Sometimes, local church records are donated to church archives for safekeeping. Also, for certain time periods, duplicates of the church records were supposed to be sent to the government to act as civil registration. So you can contact archives to find records. The trick is to locate the correct archives. Each Germany province page has links for the appropriate archives. Some of the listings have a link to lists for the church records that can be found at the archives. Here is an example:
If you are looking for civil registration records (anything after 1876, and in some states sooner), where is the Standesamt (civil registry office) located?
Determine the Standesamt (Civil Registry Office) Location
- For towns covered by Kartenmeister, the Standesamt is listed in every entry:
- In MeyersGaz.org the location of the Standesamt is indicated by the abbreviation "StdA".
Finding the New Consolidated Standesamt
- However, some of the offices were merged in 1970's, so the record location might be different than that listed in MeyersGaz.
- For a municipality:
- To find the current Standesamt, go to the German Wikipedia, and enter the name of the town in the search box. An article about the town will start with a first line such as: "Besse with about 3200 inhabitants is the largest district of the municipality Edermünde in Hessian Schwalm-Eder-Kreis ." It is probable that the Standesamt is now located in the municipality (in this example Edermünde).
- Email the municipality to verify that the civil registry for your town is there.
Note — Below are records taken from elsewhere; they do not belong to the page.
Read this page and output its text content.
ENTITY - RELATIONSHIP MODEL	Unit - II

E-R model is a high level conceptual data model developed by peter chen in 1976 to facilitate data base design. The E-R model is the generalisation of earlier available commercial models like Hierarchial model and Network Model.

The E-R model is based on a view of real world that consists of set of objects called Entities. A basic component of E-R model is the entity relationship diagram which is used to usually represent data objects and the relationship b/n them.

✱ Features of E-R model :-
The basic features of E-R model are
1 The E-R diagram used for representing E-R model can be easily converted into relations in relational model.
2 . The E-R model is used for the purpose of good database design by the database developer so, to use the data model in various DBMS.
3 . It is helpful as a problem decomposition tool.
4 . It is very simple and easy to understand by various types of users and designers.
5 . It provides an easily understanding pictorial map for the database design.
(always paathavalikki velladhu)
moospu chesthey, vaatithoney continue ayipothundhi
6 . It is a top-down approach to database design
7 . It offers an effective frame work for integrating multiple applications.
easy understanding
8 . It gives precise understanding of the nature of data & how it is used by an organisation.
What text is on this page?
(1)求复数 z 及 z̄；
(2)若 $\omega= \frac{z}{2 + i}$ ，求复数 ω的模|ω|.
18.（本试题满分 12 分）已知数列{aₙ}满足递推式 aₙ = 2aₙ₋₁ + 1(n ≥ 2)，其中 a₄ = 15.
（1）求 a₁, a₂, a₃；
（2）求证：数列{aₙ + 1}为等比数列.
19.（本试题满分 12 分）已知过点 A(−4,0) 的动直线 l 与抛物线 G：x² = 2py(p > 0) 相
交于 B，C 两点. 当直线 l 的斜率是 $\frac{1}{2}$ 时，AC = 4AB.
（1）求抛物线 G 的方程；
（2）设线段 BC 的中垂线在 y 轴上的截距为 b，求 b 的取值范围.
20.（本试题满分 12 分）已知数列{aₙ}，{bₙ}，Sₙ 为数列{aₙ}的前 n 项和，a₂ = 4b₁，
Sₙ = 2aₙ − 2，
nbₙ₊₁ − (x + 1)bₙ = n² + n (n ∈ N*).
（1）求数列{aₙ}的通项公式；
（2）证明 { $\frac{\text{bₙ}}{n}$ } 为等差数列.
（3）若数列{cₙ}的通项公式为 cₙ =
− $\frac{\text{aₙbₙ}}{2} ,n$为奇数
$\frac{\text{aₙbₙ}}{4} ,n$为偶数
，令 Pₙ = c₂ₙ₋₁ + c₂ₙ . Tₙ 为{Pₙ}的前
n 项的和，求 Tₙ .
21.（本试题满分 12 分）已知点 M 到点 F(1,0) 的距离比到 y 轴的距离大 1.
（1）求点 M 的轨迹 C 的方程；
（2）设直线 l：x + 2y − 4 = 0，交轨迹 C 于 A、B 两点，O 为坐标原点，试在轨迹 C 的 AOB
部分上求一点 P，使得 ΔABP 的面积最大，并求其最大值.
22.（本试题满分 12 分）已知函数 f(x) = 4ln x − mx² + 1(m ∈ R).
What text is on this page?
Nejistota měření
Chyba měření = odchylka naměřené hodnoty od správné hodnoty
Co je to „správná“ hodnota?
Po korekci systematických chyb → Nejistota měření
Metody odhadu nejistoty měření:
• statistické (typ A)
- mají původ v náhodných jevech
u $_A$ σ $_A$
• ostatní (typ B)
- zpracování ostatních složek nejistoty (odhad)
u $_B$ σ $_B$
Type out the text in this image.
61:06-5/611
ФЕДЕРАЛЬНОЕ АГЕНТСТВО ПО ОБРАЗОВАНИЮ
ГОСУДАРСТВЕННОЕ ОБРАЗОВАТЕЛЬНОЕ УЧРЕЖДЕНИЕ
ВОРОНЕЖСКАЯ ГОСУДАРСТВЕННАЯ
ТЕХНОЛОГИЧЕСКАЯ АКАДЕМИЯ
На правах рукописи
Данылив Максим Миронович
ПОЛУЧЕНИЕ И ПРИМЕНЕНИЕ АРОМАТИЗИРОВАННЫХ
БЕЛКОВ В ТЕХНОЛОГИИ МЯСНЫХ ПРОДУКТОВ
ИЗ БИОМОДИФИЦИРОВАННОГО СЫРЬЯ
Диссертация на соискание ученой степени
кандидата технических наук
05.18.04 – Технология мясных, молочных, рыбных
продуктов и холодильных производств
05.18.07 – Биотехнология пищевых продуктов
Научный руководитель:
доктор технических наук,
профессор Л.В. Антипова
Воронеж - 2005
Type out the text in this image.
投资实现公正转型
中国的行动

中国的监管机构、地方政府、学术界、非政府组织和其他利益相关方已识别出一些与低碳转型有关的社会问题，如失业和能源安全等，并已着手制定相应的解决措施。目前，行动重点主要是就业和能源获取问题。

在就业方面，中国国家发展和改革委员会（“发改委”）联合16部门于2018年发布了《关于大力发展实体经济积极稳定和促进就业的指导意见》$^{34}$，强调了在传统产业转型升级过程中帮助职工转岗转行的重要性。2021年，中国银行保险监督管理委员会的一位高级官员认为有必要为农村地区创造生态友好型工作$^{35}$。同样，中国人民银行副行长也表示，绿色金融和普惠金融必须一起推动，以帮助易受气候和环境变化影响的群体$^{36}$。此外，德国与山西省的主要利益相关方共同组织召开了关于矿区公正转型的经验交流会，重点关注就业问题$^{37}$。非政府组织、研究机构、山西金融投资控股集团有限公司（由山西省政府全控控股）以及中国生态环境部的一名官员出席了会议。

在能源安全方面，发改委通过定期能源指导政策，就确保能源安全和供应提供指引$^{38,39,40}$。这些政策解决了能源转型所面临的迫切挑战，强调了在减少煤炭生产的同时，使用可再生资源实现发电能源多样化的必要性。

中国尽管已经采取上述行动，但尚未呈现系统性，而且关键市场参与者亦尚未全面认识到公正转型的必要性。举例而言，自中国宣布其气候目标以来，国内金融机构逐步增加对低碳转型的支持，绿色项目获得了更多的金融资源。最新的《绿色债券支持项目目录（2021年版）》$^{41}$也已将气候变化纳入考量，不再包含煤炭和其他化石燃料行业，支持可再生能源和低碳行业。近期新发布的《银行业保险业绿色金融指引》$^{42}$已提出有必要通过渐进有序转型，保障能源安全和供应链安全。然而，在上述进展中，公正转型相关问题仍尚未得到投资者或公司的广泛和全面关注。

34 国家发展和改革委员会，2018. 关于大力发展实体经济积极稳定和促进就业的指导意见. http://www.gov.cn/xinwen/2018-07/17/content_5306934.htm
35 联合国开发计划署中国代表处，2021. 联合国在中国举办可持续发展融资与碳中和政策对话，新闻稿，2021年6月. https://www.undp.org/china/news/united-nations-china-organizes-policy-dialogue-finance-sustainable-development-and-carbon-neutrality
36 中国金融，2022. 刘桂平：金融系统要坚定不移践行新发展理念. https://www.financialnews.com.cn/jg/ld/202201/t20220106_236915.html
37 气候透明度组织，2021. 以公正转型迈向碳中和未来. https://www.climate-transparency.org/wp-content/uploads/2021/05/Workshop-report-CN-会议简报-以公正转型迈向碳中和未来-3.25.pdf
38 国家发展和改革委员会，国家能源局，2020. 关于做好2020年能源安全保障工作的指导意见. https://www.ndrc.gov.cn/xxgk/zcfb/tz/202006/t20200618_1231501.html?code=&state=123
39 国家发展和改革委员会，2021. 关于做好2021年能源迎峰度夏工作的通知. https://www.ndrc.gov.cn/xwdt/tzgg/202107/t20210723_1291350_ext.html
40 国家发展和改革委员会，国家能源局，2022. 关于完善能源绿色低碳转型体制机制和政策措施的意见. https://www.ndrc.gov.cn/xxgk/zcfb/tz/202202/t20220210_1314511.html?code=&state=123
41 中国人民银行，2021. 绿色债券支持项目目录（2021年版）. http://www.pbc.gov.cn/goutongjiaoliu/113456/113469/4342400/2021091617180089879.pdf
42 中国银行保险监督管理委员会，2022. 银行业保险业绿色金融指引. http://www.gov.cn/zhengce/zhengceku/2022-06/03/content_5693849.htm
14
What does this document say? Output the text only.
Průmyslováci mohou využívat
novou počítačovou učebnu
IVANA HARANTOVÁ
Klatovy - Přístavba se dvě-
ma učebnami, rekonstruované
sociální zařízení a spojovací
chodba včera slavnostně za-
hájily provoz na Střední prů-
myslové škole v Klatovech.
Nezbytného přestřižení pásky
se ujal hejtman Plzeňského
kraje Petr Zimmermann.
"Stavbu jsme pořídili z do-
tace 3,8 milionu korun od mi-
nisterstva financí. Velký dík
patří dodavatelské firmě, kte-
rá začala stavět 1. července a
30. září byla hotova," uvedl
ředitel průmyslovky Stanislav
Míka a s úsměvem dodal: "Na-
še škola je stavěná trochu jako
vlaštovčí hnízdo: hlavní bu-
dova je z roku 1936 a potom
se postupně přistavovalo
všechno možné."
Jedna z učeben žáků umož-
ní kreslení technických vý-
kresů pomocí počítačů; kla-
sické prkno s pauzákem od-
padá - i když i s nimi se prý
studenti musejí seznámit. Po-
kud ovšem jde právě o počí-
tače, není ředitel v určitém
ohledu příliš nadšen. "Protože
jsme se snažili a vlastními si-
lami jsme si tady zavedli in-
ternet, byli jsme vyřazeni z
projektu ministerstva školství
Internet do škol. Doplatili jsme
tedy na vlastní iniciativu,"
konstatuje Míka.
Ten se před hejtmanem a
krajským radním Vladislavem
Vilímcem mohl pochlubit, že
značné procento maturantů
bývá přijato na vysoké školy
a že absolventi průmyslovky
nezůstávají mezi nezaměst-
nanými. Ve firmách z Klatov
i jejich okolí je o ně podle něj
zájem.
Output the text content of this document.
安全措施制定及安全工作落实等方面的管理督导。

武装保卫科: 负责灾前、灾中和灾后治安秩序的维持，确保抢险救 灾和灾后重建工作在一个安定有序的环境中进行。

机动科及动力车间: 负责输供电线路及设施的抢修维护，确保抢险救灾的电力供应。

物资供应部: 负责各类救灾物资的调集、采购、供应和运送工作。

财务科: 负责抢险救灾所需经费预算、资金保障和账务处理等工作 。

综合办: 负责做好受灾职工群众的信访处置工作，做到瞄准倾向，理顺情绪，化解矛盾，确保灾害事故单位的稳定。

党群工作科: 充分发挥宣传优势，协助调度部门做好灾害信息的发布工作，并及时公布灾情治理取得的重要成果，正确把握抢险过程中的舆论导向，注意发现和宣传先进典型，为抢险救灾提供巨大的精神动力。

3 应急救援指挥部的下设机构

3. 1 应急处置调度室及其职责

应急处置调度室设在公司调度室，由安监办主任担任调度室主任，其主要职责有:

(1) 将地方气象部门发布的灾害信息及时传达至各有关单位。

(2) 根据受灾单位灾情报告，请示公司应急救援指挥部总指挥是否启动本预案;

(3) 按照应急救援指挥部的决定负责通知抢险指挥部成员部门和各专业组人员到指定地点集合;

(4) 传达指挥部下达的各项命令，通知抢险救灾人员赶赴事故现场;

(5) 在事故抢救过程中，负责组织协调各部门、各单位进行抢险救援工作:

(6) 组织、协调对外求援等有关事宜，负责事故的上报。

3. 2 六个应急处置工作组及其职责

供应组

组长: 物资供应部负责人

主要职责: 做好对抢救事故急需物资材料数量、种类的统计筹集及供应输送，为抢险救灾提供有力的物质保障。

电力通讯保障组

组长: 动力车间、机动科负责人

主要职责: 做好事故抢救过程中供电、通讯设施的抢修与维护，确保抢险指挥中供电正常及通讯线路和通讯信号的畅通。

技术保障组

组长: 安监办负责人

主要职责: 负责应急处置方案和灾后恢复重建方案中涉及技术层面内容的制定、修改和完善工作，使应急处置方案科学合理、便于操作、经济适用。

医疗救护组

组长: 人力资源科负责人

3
From the town article, click on the name of the municipality that links to that article. There will usually be an infobox on the page that lists the address and the website of the municipality. From the website, look for Kontakt (Contact) information with an email address.
- For a town:
- Follow the same instructions as for a municipality. However, in this case, the first line will read, for example: "Borken is a town in the Schwalm-Eder-Kreis with about 13,000 residents.
- The infobox with the website will appear directly on a town page.